In case you’re under the impression that the United States government has ever made sense, we once seriously entertained the idea of importing hippos from Africa in order to breed them for meat in the Louisiana marshes, and if that doesn’t make you go WTF, I’m not sure what would. (The longer story by Jon Mooallem can be read here, and it’s incredible, but make sure you have a bit of time for it.) I’m assuming that when Sarah Gailey learned this bit of history back when it hit the mainstream, after getting over their incredulity that this ever seemed like a good idea to anyone, they went, “Imma write a book about how badly that could have turned out.”
River of Teeth is the story of what might have happened if the idea of hippo importation hadn’t fizzled out. The story opens with Winslow Houndstooth, who is gathering a team of scoundrels to help him with his definitely-not-a-caper-it’s-an-operation to avenge the burning of his hippo ranch and death of his hippos. On paper, they’ll be taking a year to rid Lake Harriet, a dammed off part of the Mississippi River, of feral hippos; the reality involves just a few days, explosives, money for everyone involved, and a horde of feral hippos being set free into the Gulf of Mexico. (Enjoy that beach vacation, everyone!) His band of scoundrels include a French lady pickpocket, a pregnant woman, a retired person (who takes the pronoun ‘they’, which made me happy to read!), and one man with feral hippo experience. They’re up against the most dangerous man in Louisiana, who makes his living off of the feral hippos in Lake Harriet…but the chicanery runs deep in this group. Someone’s been snitching, and the consequences will be deadly.
If you enjoy heist books and movies, you’ll enjoy River of Teeth; reading it felt like a cross between a heist movie and a western, where each character was only separated from the others in degrees of evil. Its over-the-top absurdity (people riding saddled hippos!) made it an utterly delightful read, even as it was clearly one of the weirdest books I’ve ever read. (Not THE weirdest one. I’m saving that one for a future post because it’s just. that. weird.) There’s a lot of violence in this book- several people, including a child, are eaten by hippos, and there are some fairly descriptive scenes involving knives and various body parts human and hippo, so consider yourself warned.
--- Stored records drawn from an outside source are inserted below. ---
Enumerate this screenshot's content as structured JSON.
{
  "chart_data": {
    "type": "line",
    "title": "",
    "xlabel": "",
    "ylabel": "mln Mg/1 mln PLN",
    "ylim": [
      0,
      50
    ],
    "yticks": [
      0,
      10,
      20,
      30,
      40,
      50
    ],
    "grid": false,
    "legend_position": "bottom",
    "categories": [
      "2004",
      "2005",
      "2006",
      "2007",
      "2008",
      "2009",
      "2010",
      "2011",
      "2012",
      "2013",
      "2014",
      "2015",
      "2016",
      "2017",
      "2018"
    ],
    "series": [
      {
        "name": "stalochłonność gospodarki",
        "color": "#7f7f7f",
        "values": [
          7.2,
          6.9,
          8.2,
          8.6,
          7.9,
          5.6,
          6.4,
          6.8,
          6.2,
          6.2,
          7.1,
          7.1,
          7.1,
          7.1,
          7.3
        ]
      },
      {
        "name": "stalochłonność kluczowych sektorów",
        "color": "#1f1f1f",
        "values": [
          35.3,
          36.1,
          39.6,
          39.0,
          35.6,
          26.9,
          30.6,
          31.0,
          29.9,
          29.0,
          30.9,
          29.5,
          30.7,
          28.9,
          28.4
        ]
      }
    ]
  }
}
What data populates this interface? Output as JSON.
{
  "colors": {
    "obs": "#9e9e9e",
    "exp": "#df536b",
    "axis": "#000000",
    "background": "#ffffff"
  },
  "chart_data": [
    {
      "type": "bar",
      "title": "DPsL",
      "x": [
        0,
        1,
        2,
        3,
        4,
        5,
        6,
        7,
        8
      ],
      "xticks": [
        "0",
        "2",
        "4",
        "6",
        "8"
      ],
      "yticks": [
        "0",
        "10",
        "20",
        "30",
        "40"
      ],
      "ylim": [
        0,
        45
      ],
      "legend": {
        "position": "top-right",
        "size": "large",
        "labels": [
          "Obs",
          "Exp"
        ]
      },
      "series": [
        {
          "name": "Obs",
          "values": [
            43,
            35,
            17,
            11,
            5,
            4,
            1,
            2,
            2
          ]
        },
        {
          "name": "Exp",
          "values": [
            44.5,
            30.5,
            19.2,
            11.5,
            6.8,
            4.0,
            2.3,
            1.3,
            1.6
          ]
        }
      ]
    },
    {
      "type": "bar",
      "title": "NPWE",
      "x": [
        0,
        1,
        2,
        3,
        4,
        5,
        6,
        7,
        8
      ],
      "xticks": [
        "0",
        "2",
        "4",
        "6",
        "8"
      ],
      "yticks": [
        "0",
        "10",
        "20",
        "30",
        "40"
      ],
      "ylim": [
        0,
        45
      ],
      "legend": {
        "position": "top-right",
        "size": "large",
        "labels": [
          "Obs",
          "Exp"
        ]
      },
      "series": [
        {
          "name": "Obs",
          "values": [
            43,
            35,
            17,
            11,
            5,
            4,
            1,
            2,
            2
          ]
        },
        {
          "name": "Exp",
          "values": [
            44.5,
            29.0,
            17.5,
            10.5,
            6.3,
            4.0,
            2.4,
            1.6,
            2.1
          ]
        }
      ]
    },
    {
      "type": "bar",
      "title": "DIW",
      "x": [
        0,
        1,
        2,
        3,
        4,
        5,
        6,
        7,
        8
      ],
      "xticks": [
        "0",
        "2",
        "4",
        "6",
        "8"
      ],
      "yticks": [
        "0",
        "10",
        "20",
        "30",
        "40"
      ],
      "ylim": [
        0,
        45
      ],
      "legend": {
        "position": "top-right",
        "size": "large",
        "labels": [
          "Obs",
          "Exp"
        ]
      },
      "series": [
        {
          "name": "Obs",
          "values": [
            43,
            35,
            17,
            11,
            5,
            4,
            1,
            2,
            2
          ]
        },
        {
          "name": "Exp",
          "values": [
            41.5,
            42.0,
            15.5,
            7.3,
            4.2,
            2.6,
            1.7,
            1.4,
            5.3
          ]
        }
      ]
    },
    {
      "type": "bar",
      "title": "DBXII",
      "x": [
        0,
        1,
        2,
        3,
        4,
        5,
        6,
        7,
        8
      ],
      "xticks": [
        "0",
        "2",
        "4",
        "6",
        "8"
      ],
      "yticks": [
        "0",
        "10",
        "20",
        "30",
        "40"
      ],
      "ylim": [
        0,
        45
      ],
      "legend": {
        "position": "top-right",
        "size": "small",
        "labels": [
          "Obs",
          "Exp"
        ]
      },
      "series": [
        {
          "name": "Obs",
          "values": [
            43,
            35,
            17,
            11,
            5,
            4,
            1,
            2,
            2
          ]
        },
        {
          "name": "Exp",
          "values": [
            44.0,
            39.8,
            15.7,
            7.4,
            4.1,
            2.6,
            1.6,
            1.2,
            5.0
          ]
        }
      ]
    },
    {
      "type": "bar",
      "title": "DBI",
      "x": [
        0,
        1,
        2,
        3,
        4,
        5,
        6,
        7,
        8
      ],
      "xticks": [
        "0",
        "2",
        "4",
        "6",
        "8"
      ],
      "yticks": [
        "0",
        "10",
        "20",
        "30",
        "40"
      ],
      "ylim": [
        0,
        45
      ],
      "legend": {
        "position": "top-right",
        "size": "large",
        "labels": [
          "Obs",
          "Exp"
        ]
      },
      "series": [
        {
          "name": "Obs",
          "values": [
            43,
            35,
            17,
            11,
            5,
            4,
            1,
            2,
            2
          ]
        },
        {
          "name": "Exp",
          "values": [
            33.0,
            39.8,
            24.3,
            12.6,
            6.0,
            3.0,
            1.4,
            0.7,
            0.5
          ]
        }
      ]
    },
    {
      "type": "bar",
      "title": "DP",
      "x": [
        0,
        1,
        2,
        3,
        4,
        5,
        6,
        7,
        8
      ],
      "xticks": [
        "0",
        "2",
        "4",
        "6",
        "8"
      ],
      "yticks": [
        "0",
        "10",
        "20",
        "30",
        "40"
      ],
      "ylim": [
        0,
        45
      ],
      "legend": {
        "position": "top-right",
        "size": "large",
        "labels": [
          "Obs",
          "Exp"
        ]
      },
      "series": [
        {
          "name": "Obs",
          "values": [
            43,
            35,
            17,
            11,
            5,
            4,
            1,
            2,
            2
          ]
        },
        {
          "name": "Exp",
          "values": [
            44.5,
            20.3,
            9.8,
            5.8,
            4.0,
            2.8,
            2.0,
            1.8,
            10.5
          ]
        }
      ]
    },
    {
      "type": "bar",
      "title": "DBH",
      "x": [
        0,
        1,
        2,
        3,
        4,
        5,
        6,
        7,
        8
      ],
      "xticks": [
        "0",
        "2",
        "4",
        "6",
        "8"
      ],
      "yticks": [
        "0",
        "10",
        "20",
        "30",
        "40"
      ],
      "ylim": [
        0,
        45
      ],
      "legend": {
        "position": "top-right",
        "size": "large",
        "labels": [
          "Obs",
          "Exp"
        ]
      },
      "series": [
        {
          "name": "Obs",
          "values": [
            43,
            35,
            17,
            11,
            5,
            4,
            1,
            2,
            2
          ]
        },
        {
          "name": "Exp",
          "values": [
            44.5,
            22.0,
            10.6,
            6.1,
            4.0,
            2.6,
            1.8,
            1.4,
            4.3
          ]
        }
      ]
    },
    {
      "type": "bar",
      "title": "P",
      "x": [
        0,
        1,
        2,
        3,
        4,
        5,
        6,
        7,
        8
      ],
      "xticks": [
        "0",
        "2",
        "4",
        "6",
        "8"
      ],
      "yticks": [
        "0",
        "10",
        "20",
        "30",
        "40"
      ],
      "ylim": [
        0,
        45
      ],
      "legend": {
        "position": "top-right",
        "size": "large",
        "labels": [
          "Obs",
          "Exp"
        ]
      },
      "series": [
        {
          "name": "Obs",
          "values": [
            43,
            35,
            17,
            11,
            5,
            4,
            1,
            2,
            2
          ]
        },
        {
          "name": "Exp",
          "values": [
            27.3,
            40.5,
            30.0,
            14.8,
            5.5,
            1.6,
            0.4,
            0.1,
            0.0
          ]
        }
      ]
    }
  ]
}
This is a weird and wonderful little book. There’s a follow-up, called Taste of Marrow, and if you’re lucky enough, your library or bookstore will stock American Hippo, a compilation of the two. Sadly, my library doesn’t have Taste of Marrow, and with everything I have to read right now, I probably won’t get around to ordering it via interlibrary loan for a bit, but I’m definitely curious as to how the whole thing ends up.
Who wouldn’t be? I mean, come on. Saddled hippos, people!!!